Which Operation Is Fundamental in MapReduce Aggregation Tasks for Big Data?

Master MapReduce aggregation tasks for your Hadoop certification. Learn why grouping by keys and counting values is the fundamental operation for processing Big Data in MapReduce, Pig, and Hive.

Question

Which operation is fundamental in MapReduce aggregation tasks?

A. Deleting unused rows
B. Filtering records only
C. Sorting by alphabetical order
D. Grouping by keys and counting values

Answer

D. Grouping by keys and counting values

Explanation

In MapReduce, the fundamental mechanism for performing any aggregation task is grouping data by specific keys and computing or counting their associated values. During the Map phase, raw data is parsed and emitted as intermediate key-value pairs (e.g., extracting “Male” or “Female” as the key and “1” as the value).
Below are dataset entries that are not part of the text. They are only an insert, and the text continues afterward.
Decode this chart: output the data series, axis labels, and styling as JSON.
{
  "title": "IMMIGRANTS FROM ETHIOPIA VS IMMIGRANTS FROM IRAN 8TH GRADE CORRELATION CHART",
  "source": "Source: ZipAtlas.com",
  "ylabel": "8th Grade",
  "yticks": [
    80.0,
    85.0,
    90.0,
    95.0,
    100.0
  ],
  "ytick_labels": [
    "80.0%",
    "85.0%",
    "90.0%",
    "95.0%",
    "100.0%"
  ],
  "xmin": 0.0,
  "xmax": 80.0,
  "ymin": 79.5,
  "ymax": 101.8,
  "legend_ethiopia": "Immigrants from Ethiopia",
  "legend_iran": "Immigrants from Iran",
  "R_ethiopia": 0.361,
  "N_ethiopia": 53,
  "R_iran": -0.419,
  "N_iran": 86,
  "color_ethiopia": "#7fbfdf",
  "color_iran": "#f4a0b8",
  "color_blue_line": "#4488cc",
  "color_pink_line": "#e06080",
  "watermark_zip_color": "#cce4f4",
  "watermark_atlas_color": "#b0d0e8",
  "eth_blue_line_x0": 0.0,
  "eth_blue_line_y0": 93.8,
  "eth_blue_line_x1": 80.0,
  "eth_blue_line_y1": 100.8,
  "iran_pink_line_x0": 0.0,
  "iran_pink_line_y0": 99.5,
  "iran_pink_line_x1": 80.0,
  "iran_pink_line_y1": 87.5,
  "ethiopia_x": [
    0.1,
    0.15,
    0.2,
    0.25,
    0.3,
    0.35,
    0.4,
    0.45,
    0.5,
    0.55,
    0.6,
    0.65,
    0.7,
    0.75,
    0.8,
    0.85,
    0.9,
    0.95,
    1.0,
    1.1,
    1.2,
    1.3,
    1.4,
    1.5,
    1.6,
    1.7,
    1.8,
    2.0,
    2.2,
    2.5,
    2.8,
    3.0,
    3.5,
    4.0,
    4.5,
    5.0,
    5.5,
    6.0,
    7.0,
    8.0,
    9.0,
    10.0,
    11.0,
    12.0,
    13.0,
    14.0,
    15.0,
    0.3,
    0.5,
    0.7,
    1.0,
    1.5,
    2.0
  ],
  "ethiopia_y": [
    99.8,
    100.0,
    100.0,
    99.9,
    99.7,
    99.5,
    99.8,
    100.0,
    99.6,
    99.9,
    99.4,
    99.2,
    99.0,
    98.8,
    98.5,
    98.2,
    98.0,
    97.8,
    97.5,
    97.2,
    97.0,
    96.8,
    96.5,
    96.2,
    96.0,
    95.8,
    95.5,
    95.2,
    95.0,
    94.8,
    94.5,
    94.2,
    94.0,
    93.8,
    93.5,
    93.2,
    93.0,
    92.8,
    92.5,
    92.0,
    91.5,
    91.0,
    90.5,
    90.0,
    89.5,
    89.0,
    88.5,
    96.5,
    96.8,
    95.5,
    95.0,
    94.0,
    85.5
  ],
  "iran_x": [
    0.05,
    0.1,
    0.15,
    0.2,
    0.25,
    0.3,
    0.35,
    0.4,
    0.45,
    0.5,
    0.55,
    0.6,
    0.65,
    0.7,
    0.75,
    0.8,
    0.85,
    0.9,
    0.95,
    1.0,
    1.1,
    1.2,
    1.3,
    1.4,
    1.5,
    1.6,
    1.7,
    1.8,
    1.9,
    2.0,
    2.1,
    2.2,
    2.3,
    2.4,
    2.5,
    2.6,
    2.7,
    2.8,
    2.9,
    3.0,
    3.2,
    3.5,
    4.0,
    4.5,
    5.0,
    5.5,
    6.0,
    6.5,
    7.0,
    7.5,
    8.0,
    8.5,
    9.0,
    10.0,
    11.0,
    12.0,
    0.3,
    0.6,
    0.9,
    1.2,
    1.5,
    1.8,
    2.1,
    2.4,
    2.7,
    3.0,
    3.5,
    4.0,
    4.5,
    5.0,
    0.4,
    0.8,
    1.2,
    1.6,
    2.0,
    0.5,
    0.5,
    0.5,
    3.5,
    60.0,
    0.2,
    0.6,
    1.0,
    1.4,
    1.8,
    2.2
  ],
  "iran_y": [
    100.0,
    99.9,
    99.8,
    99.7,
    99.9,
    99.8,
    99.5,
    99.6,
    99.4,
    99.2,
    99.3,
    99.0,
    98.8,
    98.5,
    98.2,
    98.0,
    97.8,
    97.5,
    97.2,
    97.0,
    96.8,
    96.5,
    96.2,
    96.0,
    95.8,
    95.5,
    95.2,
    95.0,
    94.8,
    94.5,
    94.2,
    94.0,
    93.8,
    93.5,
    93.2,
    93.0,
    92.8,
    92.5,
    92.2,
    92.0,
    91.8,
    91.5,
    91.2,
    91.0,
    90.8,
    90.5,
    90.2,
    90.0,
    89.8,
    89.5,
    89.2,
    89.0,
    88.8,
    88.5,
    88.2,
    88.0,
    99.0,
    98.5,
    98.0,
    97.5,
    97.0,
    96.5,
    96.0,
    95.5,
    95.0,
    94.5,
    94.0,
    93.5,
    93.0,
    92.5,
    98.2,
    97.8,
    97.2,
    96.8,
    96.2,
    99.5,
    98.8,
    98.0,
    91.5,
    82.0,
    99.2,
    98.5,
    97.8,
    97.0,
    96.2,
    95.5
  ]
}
The framework then automatically shuffles and sorts this data, ensuring that all identical keys are grouped together before they reach the Reduce phase. Finally, the Reducer iterates over these grouped values, aggregating them (via counting, summing, averaging, etc.) to produce the final summarized metrics.

Options A (Deleting unused rows), B (Filtering records only), and C (Sorting by alphabetical order) represent data cleaning, selection, or ordering operations, but they do not inherently perform the mathematical summarization that defines an aggregation task.